Гораздо труднее признаться себе в том, что демон прав и…
Да, я смущаюсь. Смущаюсь, как бы ни старалась бороться с этим чувством, скрывая его от других и себя. Смущаюсь, потому что Эдвин мне… небезразличен.
В отличие от всех тех парней, рядом с которыми я не испытывала смущения…
− Могу предположить, − участливо оскалился Луцифарио, заботливо взяв меня за руку, − что людям не очень-то приятно, когда об их сокровенных чувствах, скрываемых даже от самих себя, им сообщают посторонние. Но пойми меня, деточка…

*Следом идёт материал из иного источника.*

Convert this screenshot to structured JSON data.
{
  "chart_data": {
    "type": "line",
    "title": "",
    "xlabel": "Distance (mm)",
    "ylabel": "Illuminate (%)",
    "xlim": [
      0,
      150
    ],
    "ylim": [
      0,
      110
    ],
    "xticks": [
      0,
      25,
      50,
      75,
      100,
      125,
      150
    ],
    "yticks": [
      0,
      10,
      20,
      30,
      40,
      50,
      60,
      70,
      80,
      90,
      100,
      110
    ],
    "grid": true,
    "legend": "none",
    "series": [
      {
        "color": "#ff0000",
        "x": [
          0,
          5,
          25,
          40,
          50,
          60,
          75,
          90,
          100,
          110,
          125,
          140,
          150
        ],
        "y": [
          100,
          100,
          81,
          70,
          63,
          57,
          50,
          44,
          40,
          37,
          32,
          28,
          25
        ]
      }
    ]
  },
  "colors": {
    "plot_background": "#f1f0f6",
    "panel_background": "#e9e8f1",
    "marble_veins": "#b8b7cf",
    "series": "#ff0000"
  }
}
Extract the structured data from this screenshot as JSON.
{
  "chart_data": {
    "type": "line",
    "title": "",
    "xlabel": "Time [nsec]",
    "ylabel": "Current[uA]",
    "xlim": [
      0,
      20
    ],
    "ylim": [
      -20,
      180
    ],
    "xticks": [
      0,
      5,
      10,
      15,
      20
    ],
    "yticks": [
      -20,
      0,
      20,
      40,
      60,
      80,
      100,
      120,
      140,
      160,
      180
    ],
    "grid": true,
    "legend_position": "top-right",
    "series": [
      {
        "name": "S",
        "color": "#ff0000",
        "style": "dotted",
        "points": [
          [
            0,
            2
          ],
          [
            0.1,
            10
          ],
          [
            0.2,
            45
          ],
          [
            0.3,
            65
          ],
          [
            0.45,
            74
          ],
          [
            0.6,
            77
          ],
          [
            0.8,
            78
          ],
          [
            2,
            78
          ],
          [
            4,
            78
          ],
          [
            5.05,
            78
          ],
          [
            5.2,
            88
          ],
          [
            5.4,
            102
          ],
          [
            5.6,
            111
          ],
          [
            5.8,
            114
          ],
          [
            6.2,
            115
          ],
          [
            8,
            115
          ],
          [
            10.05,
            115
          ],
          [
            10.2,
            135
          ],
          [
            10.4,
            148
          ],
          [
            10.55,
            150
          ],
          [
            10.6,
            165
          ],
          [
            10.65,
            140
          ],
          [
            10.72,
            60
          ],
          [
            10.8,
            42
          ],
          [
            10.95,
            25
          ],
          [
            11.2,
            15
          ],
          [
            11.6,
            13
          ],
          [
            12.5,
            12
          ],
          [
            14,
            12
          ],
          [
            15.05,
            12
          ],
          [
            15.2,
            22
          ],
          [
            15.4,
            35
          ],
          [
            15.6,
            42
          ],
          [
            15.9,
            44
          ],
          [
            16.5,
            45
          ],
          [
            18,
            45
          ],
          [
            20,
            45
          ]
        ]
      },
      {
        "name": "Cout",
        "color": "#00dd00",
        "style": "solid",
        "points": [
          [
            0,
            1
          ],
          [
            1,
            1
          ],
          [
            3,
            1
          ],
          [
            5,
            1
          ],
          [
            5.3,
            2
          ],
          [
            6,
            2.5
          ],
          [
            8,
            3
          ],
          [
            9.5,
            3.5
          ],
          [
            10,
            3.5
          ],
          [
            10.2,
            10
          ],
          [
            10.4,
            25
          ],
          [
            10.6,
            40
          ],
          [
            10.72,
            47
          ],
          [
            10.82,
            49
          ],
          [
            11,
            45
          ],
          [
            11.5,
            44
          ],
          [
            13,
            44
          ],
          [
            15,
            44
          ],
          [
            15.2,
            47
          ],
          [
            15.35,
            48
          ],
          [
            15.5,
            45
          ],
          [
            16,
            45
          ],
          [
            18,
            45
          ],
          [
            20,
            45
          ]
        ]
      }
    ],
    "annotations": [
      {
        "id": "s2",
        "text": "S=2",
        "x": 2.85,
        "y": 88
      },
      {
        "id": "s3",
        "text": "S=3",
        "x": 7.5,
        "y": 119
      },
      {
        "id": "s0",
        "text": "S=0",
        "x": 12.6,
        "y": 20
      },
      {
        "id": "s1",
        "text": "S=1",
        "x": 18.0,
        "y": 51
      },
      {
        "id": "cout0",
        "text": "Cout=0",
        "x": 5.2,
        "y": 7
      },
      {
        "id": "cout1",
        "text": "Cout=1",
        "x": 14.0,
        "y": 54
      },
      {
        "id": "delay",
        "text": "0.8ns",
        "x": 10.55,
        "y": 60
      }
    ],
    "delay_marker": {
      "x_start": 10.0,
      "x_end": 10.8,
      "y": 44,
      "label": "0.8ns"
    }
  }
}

− Я понимаю, − сказала я и доверчиво заглянула демону в глаза.
Окрыленный кулинарно-романтической идеей, Луцифарио парил над ломящимися от кухонной утвари столами и накаленными докрасна чугунными плитами на высоте висящих на стенах шкафов. Его белый фартук то и дело запечатлевал на себе свидетельства соприкосновения с разнообразными продуктами, поварской колпак вечно норовил сползти на курносый нос, а лапы прямо на глазах творили чудеса, заставляя всевозможные ингредиенты, от весьма аппетитных до самых неприглядных, очищаться, нарезаться, перемешиваться и готовиться, испуская пар клубами, а ароматы соблазнительными сочетаниями. Кое-что демон делал, ловко орудуя двумя имеющимися конечностями, а порой непринужденно колдовал, легонько щелкая мохнатыми пальцами, после чего котелки и сковородки возносились и переставлялись, наполнялись водой, лезли в печку или запрыгивали на плиту, фрукты, овощи или мясо сами ссыпались в подлетевшую емкость, сами же обмывались, нарезались и перемешивались в процессе термической обработки.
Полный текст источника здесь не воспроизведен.